From UPSC perspective, the following things are important :
Prelims level : McMahol Line, Shimla Convention
Mains level : India-China Border Issue
China’s Ministry of Civil Affairs has issued standardized names for 15 places in the Indian State of Arunachal Pradesh, to be used henceforth on official Chinese maps.
- The Ministry of External Affairs has dismissed the Chinese “invention”.
- Arunachal Pradesh has always been, and will always be, an integral part of India, said MEA.
Why is China giving names to places that are in India?
- China claims some 90,000 sq km of Arunachal Pradesh as its territory.
- It calls the area “Zangnan” in the Chinese language and makes repeated references to “South Tibet”.
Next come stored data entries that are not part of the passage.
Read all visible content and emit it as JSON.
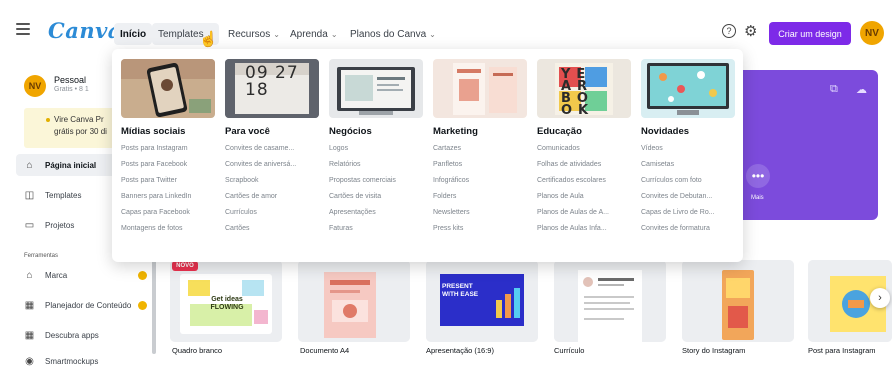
{
  "header": {
    "logo": "Canva",
    "nav": [
      {
        "label": "Início",
        "chevron": false
      },
      {
        "label": "Templates",
        "chevron": true
      },
      {
        "label": "Recursos",
        "chevron": true
      },
      {
        "label": "Aprenda",
        "chevron": true
      },
      {
        "label": "Planos do Canva",
        "chevron": true
      }
    ],
    "help_glyph": "?",
    "cta_label": "Criar um design",
    "avatar_initials": "NV"
  },
  "sidebar": {
    "avatar_initials": "NV",
    "account_name": "Pessoal",
    "account_sub": "Gratis • 8 1",
    "promo_line1": "Vire Canva Pr",
    "promo_line2": "grátis por 30 di",
    "items": [
      {
        "label": "Página inicial",
        "icon": "home-icon",
        "glyph": "⌂"
      },
      {
        "label": "Templates",
        "icon": "templates-icon",
        "glyph": "◫"
      },
      {
        "label": "Projetos",
        "icon": "folder-icon",
        "glyph": "▭"
      }
    ],
    "section_label": "Ferramentas",
    "tools": [
      {
        "label": "Marca",
        "icon": "brand-icon",
        "glyph": "⌂",
        "badge": true
      },
      {
        "label": "Planejador de Conteúdo",
        "icon": "calendar-icon",
        "glyph": "▦",
        "badge": true
      },
      {
        "label": "Descubra apps",
        "icon": "apps-icon",
        "glyph": "▦",
        "badge": false
      },
      {
        "label": "Smartmockups",
        "icon": "mockups-icon",
        "glyph": "◉",
        "badge": false
      }
    ]
  },
  "dropdown": {
    "columns": [
      {
        "title": "Mídias sociais",
        "links": [
          "Posts para Instagram",
          "Posts para Facebook",
          "Posts para Twitter",
          "Banners para LinkedIn",
          "Capas para Facebook",
          "Montagens de fotos"
        ]
      },
      {
        "title": "Para você",
        "links": [
          "Convites de casame...",
          "Convites de aniversá...",
          "Scrapbook",
          "Cartões de amor",
          "Currículos",
          "Cartões"
        ]
      },
      {
        "title": "Negócios",
        "links": [
          "Logos",
          "Relatórios",
          "Propostas comerciais",
          "Cartões de visita",
          "Apresentações",
          "Faturas"
        ]
      },
      {
        "title": "Marketing",
        "links": [
          "Cartazes",
          "Panfletos",
          "Infográficos",
          "Folders",
          "Newsletters",
          "Press kits"
        ]
      },
      {
        "title": "Educação",
        "links": [
          "Comunicados",
          "Folhas de atividades",
          "Certificados escolares",
          "Planos de Aula",
          "Planos de Aulas de A...",
          "Planos de Aulas Infa..."
        ]
      },
      {
        "title": "Novidades",
        "links": [
          "Vídeos",
          "Camisetas",
          "Currículos com foto",
          "Convites de Debutan...",
          "Capas de Livro de Ro...",
          "Convites de formatura"
        ]
      }
    ],
    "thumb_texts": {
      "calendar": "09 27 18",
      "education": "YE AR BO OK"
    }
  },
  "banner": {
    "mais_label": "Mais"
  },
  "cards": {
    "novo_badge": "NOVO",
    "whiteboard_text": "Get ideas FLOWING",
    "presentation_text": "PRESENT WITH EASE",
    "items": [
      "Quadro branco",
      "Documento A4",
      "Apresentação (16:9)",
      "Currículo",
      "Story do Instagram",
      "Post para Instagram"
    ]
  },
  "colors": {
    "brand_purple": "#7d2ae8",
    "logo_blue": "#2c8bd6",
    "avatar": "#f0a500",
    "banner": "#7c4bdc",
    "badge_red": "#e9314f"
  }
}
- Chinese maps show Arunachal Pradesh as part of China, and sometimes parenthetically refer to it as “so-called Arunachal Pradesh”.
- China makes periodic efforts to underline this unilateral claim to Indian territory.
- Giving Chinese names to places in Arunachal Pradesh is part of that effort.
Earlier unilateral renamings
- This is the second lot of “standardized” names of places in Arunachal Pradesh that China has announced.
- Earlier in 2017, it had issued “official” Chinese names for six places spanning the breadth of Arunachal Pradesh
What is China’s argument for claiming these areas?
- The PRC disputes the legal status of the McMahon Line, the official boundary under the ‘Convention Between Great Britain, China, and Tibet’ — of 1914 (Simla Convention).
- China was represented at the Simla Convention by a plenipotentiary of the Republic of China, which had been declared in 1912 after the Qing dynasty was overthrown.
- The present communist government came to power only in 1949, when the People’s Republic was proclaimed.
- The Chinese representative did not consent to the Simla Convention, saying Tibet had no independent authority to enter into international agreements.
What is the McMohan Line?
- The McMohan Line, named after Henry McMahon, the chief British negotiator at Shimla, was drawn from the eastern border of Bhutan to the Isu Razi pass on the China-Myanmar border.
- China claims territory to the south of the McMahon Line, lying in Arunachal Pradesh.
- China also bases its claims on the historical ties that have existed between the monasteries in Tawang and Lhasa.
Intention behind these renamings
- This renaming is a part of the Chinese strategy to assert its territorial claims over Indian territory.
- As part of this strategy, China routinely issues statements of outrage whenever an Indian dignitary visits Arunachal Pradesh.
- Beijing keeps harping on its “consistent” and “clear” position that the Indian possession of Arunachal Pradesh.
- These claims have been firmly established and recognized by the world, as “illegal”.
Arunachal not all-alone
- Laying aggressive claims to territories on the basis of alleged historical injustices done to China is a part of Beijing’s foreign policy playbook.
- The claim on Taiwan is one such example, as are the consistent efforts to change the “facts on the ground” in several disputed islands in the South China Sea.
- The aggression is at all times backed in overt and covert ways by the use of China’s economic and military muscle.